И построил план: вначале оттереть ладони абразивной стороной посудной губки, потом простирнуть вручную какие-никакие носки, отшлифовать кожу рук до розовой чувствительности.
Из нездоровой задумчивости его вывело появление новой девочки-курьера. В таком "мини" и с такими ногами вызывают стойкую бессонницу наследных принцев, а не разыскивают простывшие следы алчущих по провинциям москвичей.

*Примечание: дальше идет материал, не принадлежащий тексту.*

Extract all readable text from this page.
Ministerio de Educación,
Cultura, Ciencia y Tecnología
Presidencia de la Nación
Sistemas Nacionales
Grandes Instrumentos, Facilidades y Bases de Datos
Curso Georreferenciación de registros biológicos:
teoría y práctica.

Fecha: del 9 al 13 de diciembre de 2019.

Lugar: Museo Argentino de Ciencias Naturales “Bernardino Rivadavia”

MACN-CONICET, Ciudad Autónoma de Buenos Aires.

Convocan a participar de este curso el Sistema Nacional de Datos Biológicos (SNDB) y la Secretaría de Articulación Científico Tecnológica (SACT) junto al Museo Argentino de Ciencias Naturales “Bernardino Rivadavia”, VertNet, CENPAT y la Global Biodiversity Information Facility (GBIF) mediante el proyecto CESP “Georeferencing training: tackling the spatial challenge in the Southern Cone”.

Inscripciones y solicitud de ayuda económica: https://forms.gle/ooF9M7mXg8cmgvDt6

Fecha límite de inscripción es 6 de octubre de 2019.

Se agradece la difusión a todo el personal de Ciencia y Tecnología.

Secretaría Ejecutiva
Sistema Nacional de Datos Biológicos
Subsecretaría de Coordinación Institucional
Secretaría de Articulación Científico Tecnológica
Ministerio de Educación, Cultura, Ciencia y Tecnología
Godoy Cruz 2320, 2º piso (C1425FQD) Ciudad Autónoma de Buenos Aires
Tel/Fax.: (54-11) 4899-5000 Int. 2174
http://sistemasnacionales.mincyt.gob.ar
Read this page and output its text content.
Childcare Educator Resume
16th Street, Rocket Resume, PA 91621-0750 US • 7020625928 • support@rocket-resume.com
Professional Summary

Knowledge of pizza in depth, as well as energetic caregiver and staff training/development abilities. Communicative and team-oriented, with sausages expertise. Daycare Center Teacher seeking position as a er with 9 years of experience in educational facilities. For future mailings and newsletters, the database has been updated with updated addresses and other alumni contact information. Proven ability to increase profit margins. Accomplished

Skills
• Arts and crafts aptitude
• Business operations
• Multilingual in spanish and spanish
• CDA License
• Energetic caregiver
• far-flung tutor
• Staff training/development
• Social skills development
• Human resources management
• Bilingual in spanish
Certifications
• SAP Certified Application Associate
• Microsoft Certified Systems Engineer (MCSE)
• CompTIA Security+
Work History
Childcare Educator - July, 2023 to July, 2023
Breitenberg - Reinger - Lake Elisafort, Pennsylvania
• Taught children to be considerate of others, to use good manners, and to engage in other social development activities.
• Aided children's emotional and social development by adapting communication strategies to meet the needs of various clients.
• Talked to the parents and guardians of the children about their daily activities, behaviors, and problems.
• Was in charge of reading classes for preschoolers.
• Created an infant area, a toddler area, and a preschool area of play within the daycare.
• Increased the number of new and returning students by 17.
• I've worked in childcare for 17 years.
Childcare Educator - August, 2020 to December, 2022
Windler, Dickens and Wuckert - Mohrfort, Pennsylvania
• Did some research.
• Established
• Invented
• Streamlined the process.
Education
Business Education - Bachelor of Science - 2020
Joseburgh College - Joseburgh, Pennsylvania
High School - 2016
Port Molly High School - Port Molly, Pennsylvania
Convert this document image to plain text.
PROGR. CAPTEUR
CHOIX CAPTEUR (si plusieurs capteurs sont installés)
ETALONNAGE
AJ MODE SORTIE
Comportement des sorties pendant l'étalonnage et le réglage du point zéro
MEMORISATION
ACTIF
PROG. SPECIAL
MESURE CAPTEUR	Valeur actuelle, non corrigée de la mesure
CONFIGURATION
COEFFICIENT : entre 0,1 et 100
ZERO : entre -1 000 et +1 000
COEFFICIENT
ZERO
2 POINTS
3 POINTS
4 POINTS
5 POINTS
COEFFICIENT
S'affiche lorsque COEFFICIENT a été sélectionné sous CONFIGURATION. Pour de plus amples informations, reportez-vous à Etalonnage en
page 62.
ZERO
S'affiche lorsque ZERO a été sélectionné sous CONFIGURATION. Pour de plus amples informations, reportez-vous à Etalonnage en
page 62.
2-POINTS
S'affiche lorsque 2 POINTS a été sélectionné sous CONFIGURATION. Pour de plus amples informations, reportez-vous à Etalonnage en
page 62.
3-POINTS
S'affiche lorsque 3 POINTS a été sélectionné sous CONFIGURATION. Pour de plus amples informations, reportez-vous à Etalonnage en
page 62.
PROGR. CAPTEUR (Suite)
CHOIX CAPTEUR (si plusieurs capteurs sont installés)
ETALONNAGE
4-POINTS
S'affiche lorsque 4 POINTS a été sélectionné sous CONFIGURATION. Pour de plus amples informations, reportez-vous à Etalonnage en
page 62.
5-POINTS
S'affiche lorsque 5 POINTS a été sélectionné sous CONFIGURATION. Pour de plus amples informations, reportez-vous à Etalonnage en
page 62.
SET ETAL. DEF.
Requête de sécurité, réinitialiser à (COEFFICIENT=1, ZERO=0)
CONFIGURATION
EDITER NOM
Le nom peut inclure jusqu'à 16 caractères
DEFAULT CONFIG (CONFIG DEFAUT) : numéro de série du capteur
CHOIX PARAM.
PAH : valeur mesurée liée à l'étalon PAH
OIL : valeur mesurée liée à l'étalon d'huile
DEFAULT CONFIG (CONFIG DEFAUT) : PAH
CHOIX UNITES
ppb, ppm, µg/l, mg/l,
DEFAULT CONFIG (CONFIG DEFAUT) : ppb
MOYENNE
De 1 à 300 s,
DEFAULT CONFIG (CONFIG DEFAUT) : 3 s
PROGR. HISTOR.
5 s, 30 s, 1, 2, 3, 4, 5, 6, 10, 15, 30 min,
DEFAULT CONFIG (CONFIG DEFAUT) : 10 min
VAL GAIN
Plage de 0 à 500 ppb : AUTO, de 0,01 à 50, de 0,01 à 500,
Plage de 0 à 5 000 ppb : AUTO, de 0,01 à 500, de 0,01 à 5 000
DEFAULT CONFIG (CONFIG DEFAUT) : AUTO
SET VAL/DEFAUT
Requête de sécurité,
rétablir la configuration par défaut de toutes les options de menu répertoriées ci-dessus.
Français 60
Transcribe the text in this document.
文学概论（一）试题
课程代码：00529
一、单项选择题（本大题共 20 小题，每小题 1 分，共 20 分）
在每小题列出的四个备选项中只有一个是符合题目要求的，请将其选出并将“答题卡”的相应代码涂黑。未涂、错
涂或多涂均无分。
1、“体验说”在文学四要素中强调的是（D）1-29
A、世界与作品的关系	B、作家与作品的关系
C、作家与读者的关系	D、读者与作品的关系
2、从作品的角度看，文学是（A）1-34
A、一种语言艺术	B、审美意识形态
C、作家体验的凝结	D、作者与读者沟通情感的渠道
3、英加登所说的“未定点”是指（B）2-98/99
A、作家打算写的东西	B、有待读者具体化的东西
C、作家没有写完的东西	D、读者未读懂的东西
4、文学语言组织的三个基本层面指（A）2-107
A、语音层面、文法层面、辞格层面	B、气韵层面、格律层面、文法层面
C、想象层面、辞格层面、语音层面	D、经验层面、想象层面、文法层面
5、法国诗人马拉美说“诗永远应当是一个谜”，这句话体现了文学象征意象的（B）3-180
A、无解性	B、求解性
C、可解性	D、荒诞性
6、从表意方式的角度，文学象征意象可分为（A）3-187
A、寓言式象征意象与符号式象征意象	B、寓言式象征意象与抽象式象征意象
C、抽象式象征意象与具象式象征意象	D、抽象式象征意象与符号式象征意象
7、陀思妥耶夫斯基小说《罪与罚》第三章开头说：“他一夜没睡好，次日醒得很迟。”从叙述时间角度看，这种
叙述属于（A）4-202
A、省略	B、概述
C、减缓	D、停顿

– Вот это бертюль!! – бесшабашно рубанув себя по молодой, но лысоватой голове ребром руки, изобличая себя в том, что не имеет шансов, Носков нырнул в инет. Он поселил в офисе непраздное оживление, жену его отвезли в роддом. Он висел в социальных сетях, рассылал приглашения и лихорадочно комментировал:
– Надо успеть присунуть побольше кому, пока нет контроля…
Все молча переглянулись:
"Наш Серёня вездесуч, он и ветер и могуч…"
*
Из ванной Ромов попал в тёмную спальню, рассечённую театральным клином лунного света. Катя дремала на постели головой ко входу, и он сделал по направлению к ней несколько непривычных шагов.
Первый шаг совпал со вздохом горечи, по тем растраченным годам, когда чуждые люди чертили линии его судьбы, и он взыскивал с них в свою очередь и питал этим свою гордость. Что можно было расценить только как неправдоподобный срок заключения.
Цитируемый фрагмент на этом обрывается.